President Biden has told the agencies to review the guidelines as part of his effort to strengthen the enforcement of merger rules. He picked vocal critics of technology giants to lead antitrust efforts, but the agencies led by Ms. Khan and Mr. Kanter have struggled to keep up with a surge of corporate acquisitions. Global mergers were valued at a record total of $5.8 trillion in 2021, and the caseload for merger reviews at the F.T.C. and Justice Department has doubled, Ms. Khan said.

The regulators said they were also interested in broadening the scope of antitrust enforcement to consider potential ripple effects of corporate concentration on labor markets, innovation and consumer protection.

“This inquiry launched by the F.T.C. and D.O.J. is designed to ensure that our merger guidelines accurately reflect modern market realities and equip us to forcefully enforce the law against unlawful deals,” Ms. Khan said.

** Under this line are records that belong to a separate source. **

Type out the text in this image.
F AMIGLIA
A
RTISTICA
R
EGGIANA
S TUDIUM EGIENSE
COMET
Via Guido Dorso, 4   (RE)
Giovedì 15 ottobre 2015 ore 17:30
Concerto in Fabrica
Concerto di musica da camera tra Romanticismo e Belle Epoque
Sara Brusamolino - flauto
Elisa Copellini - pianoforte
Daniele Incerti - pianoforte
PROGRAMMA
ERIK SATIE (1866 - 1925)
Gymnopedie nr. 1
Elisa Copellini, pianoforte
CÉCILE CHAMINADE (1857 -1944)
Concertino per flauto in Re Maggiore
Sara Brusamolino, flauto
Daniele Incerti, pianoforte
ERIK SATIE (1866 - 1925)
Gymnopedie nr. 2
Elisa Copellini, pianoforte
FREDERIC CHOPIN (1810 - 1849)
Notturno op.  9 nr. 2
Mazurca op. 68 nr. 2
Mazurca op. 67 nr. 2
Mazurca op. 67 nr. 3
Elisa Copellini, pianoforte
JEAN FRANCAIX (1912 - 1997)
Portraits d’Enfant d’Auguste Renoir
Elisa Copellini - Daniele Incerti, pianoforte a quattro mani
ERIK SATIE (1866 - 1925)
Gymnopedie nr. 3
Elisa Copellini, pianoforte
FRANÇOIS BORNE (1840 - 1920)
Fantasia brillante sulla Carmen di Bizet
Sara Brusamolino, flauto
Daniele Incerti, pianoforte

Last year, the F.T.C. began a review of guidelines for so-called vertical mergers — the acquisition of companies’ adjacent markets that are part of a supply chain. Tech companies have acquired scores of companies that don’t directly compete with their main businesses, but that have helped giants like Facebook, Amazon and Google spread their tentacles into new markets and maintain their dominance, leaders including Ms. Khan and Mr. Kanter have argued. The announcement by Microsoft, whose main business is in enterprise and consumer software, on Tuesday that it would buy game maker Activision Blizzard for nearly $70 billion is an example of this activity. Regulators declined to comment on the deal.

The regulators may face challenges to revised rules in the courts. Judges have adhered to decades-old interpretations of antitrust laws that hold consumer prices as the primary test of monopolization. The agencies are expected to take about one year to rewrite its merger rules.